Question: Why they are all assume it trivial, but I cannot make it commute the diagram in the first axiom of being, linear algebraic group (for $A=k[s]$).
Definition 3.48.(ref.Mukai An Introduction to Invariants and Moduli (Cambridge Studies in Advanced Mathematics) Let $A$ be a finitely generated $k$-algebra. Then $G=\mathrm{Spm} A$ is called an affine algebraic group if there exist $k$-algebra homomorphisms $$ \begin{aligned} & \mu: A \rightarrow A \otimes_k A \text { (coproduct) } \\ & \epsilon: A \rightarrow k \quad \text { (coidentity) } \\ & \iota: A \rightarrow A \quad \text { (coinverse) } \\ & \end{aligned} $$ satisfying the following three conditions. (i) The following diagram commutes:
$\require{AMScd}$ \begin{CD} A @>{\mu}>> A \otimes_k A\\ @V\mu VV @VV1_A\otimes\mu V\\ A \otimes_k A @>{\mu\otimes 1_A}>> A \otimes_k A \otimes_k A \end{CD}
we have also second and third axioms to be satisfied (I have checked there are no problem)
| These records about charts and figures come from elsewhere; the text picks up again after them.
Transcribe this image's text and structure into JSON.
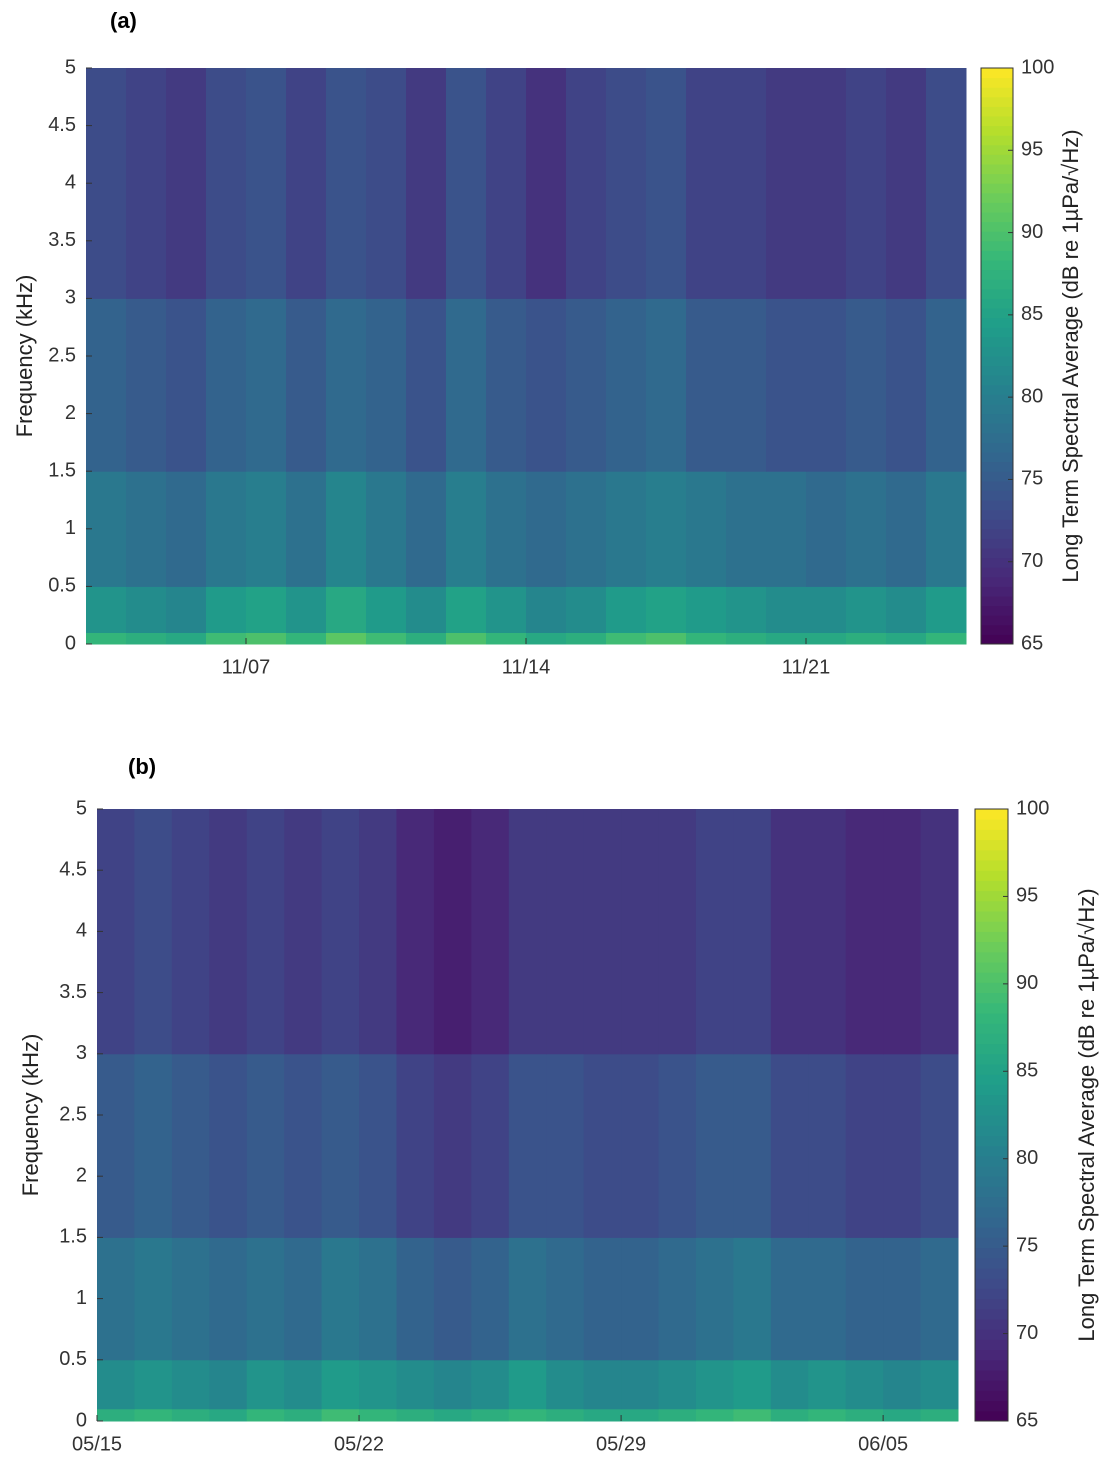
{
  "chart_data": [
    {
      "type": "heatmap",
      "panel_label": "(a)",
      "ylabel": "Frequency (kHz)",
      "colorbar_label": "Long Term Spectral Average (dB re 1µPa/√Hz)",
      "colormap": "viridis",
      "x": [
        "11/03",
        "11/04",
        "11/05",
        "11/06",
        "11/07",
        "11/08",
        "11/09",
        "11/10",
        "11/11",
        "11/12",
        "11/13",
        "11/14",
        "11/15",
        "11/16",
        "11/17",
        "11/18",
        "11/19",
        "11/20",
        "11/21",
        "11/22",
        "11/23",
        "11/24",
        "11/25"
      ],
      "y": [
        0,
        0.1,
        0.5,
        1.5,
        3,
        5
      ],
      "z": [
        [
          88,
          87,
          86,
          89,
          90,
          88,
          91,
          89,
          87,
          90,
          88,
          86,
          87,
          89,
          90,
          88,
          87,
          86,
          86,
          87,
          86,
          88
        ],
        [
          83,
          82,
          81,
          84,
          85,
          83,
          86,
          84,
          82,
          85,
          83,
          81,
          82,
          84,
          85,
          84,
          83,
          82,
          82,
          83,
          82,
          84
        ],
        [
          79,
          78,
          77,
          79,
          80,
          78,
          81,
          79,
          77,
          80,
          78,
          77,
          78,
          79,
          80,
          79,
          78,
          78,
          77,
          78,
          77,
          79
        ],
        [
          76,
          75,
          74,
          76,
          77,
          75,
          77,
          76,
          74,
          77,
          75,
          74,
          75,
          76,
          77,
          75,
          75,
          74,
          74,
          75,
          74,
          76
        ],
        [
          73,
          72,
          71,
          73,
          74,
          72,
          74,
          73,
          71,
          74,
          72,
          70,
          72,
          73,
          74,
          72,
          72,
          71,
          71,
          72,
          71,
          73
        ]
      ],
      "xlim": [
        "11/03",
        "11/25"
      ],
      "xticks": [
        "11/07",
        "11/14",
        "11/21"
      ],
      "ylim": [
        0,
        5
      ],
      "yticks": [
        0,
        0.5,
        1,
        1.5,
        2,
        2.5,
        3,
        3.5,
        4,
        4.5,
        5
      ],
      "clim": [
        65,
        100
      ],
      "cticks": [
        65,
        70,
        75,
        80,
        85,
        90,
        95,
        100
      ]
    },
    {
      "type": "heatmap",
      "panel_label": "(b)",
      "ylabel": "Frequency (kHz)",
      "colorbar_label": "Long Term Spectral Average (dB re 1µPa/√Hz)",
      "colormap": "viridis",
      "x": [
        "05/15",
        "05/16",
        "05/17",
        "05/18",
        "05/19",
        "05/20",
        "05/21",
        "05/22",
        "05/23",
        "05/24",
        "05/25",
        "05/26",
        "05/27",
        "05/28",
        "05/29",
        "05/30",
        "05/31",
        "06/01",
        "06/02",
        "06/03",
        "06/04",
        "06/05",
        "06/06",
        "06/07"
      ],
      "y": [
        0,
        0.1,
        0.5,
        1.5,
        3,
        5
      ],
      "z": [
        [
          87,
          88,
          87,
          86,
          88,
          87,
          89,
          88,
          87,
          86,
          87,
          88,
          87,
          86,
          86,
          87,
          88,
          89,
          87,
          88,
          87,
          86,
          87
        ],
        [
          82,
          83,
          82,
          81,
          83,
          82,
          84,
          83,
          82,
          81,
          82,
          84,
          82,
          81,
          81,
          82,
          83,
          84,
          82,
          83,
          82,
          81,
          82
        ],
        [
          78,
          79,
          78,
          77,
          78,
          77,
          79,
          78,
          76,
          75,
          76,
          78,
          77,
          76,
          76,
          77,
          78,
          79,
          77,
          77,
          76,
          76,
          77
        ],
        [
          75,
          76,
          75,
          74,
          75,
          74,
          75,
          74,
          72,
          71,
          72,
          74,
          74,
          73,
          73,
          74,
          75,
          75,
          73,
          73,
          72,
          72,
          73
        ],
        [
          72,
          73,
          72,
          71,
          72,
          71,
          72,
          71,
          69,
          68,
          69,
          71,
          71,
          71,
          71,
          71,
          72,
          72,
          70,
          70,
          69,
          69,
          70
        ]
      ],
      "xlim": [
        "05/15",
        "06/07"
      ],
      "xticks": [
        "05/15",
        "05/22",
        "05/29",
        "06/05"
      ],
      "ylim": [
        0,
        5
      ],
      "yticks": [
        0,
        0.5,
        1,
        1.5,
        2,
        2.5,
        3,
        3.5,
        4,
        4.5,
        5
      ],
      "clim": [
        65,
        100
      ],
      "cticks": [
        65,
        70,
        75,
        80,
        85,
        90,
        95,
        100
      ]
    }
  ]
}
Problem Example 3.50. The spectrum of a polynomial ring in one variable $A=k[s]$ can be given the structure of an affine algebraic group by defining $\mu(s)=$ $s \otimes 1+1 \otimes s, \epsilon(s)=0$ and $\iota(s)=-s$. This group is denoted by $\mathbb{G}_{\mathrm{a}}$. As a functor, it assigns to a $k$-algebra $R$ the additive group $R$ itself. As a variety, of course, it is isomorphic to $\mathbb{A}^1$.
The attempt Since our $k-$ Algebra is a polynomial ring $k[s]$ let us try with only $s\in A=k[s]$
$s$ is sent to $s \otimes 1+1 \otimes s$ then, by $1\otimes\mu $, sent to $s\otimes 1 \otimes 1+ s\otimes1\otimes1+ 1\otimes s \otimes 1 +1\otimes 1\otimes s$
in other way
$s$ is sent to $s \otimes 1+1 \otimes s$ then, by $\mu \otimes1 $, sent to $s\otimes 1 \otimes 1+ 1\otimes s \otimes1+ 1\otimes 1 \otimes s +1\otimes 1\otimes s$
So in this calculations $3$ terms in each sides are cancelled but $s\otimes 1\otimes 1$ and $1\otimes 1\otimes s$ clearly since $s$ is not in the field $k$ we cannot take it to in front of the equation.
So what am I missing, can you point it out?